The satellite clock loses about 3.6 millionths of a second every orbit just because it’s moving fast. That’s super tiny — but for GPS, even this matters a lot!

(d) General-relativistic correction: which clock goes slower?

Einstein had another amazing idea:

Gravity also slows down time!

This is called general relativity.

The closer you are to Earth, the slower time goes.

So:

Clocks on Earth tick slower
Clocks in orbit tick faster

Why?
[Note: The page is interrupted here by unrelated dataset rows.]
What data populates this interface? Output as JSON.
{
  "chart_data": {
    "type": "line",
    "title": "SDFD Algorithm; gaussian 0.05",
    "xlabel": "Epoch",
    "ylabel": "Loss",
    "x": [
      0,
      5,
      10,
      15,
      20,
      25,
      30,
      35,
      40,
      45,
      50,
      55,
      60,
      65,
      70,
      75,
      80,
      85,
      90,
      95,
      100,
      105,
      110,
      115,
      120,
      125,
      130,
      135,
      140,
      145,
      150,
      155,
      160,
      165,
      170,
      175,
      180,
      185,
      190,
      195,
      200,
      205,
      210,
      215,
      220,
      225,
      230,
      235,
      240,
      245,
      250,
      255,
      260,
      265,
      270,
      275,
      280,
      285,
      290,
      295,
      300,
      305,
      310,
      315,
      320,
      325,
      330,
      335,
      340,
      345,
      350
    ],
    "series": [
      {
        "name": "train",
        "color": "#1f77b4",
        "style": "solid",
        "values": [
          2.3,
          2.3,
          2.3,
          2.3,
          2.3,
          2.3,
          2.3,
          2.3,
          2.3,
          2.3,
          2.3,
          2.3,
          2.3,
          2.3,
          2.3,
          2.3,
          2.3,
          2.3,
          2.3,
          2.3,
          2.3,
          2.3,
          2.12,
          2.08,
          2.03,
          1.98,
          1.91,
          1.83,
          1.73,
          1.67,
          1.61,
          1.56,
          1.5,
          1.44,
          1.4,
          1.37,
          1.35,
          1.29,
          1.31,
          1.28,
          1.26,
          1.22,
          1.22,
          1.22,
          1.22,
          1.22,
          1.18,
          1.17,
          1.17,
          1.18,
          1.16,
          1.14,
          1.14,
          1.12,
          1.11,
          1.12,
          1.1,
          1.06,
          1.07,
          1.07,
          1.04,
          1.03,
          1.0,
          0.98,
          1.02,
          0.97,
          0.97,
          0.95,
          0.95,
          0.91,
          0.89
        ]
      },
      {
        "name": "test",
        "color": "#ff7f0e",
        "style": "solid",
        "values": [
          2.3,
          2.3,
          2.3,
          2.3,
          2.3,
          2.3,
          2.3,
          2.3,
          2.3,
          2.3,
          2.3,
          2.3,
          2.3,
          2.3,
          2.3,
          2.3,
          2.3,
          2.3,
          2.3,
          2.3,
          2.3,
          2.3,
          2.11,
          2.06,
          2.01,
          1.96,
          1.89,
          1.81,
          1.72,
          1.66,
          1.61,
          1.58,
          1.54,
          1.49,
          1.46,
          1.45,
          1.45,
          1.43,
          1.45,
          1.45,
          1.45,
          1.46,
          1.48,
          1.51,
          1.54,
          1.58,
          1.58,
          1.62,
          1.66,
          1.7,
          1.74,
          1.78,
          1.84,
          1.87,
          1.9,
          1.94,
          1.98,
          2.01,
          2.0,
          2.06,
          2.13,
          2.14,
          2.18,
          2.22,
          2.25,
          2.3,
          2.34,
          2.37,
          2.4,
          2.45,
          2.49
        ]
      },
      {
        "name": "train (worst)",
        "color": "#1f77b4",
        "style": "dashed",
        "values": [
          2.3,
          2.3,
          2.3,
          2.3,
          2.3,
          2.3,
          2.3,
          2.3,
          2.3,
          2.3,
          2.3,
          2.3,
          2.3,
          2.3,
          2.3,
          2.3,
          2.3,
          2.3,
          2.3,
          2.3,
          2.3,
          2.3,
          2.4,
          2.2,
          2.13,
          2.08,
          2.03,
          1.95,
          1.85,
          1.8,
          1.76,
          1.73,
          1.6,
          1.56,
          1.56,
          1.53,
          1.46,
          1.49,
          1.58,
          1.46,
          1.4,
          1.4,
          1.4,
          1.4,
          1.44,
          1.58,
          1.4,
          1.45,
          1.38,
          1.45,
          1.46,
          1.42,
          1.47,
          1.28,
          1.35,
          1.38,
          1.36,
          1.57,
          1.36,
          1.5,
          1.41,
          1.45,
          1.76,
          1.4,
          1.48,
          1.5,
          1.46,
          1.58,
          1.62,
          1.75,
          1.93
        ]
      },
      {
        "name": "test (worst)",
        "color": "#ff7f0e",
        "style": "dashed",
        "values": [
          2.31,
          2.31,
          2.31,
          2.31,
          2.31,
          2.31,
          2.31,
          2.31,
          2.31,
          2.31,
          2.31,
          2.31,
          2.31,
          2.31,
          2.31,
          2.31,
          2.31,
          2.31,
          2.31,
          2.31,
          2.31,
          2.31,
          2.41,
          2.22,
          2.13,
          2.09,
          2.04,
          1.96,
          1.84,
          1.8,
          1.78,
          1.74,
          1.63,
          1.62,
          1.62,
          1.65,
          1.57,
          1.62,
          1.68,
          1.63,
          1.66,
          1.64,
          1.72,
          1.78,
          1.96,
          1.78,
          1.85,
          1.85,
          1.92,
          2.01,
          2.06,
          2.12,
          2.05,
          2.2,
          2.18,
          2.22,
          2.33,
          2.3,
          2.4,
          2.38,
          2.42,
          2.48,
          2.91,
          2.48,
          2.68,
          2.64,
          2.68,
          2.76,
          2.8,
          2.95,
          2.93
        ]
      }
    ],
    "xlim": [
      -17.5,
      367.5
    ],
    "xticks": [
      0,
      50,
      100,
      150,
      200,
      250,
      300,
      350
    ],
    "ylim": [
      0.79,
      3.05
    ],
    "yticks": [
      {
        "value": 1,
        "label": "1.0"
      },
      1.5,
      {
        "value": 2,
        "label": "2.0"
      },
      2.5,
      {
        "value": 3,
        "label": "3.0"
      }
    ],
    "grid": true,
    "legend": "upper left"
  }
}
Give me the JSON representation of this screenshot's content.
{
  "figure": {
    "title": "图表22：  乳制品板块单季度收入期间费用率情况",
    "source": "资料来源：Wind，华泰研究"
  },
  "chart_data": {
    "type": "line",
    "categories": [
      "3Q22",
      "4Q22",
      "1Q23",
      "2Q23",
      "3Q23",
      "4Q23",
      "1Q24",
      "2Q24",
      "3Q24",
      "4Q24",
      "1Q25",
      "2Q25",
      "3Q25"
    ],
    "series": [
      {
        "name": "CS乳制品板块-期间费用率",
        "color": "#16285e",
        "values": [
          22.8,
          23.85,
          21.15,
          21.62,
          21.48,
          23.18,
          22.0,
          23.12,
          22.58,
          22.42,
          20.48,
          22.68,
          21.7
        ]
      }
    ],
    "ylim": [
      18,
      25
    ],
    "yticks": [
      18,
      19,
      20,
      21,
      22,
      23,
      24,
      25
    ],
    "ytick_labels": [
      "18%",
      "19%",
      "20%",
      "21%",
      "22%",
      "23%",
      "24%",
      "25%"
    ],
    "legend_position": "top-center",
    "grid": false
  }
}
Because the satellite is farther from Earth's gravity, so time runs a little faster for it.

The formula to calculate the difference is:

\[ \Delta t = \left( \frac{GM}{R_E c^2} - \frac{GM}{r c^2} \right) \cdot T \]

\( GM = 3.99 \times 10^{14} \, \text{m}^3/\text{s}^2 \)
\( R_E = 6.37 \times 10^6 \, \text{m} \)
\( r = 2.6558 \times 10^7 \, \text{m} \)
\( c = 3 \times 10^8 \, \text{m/s} \)
\( T = 43,\!100 \, \text{s} \)

Plug in the numbers:

\[ \Delta t \approx 2.28 \times 10^{-5} \, \text{seconds} = 22.8 \, \mu\text{s} \]

Final Answer:

Because Earth’s gravity is stronger at the surface, clocks on Earth tick slower.

The satellite clock ticks about 22.8 microseconds faster per orbit than a clock on Earth!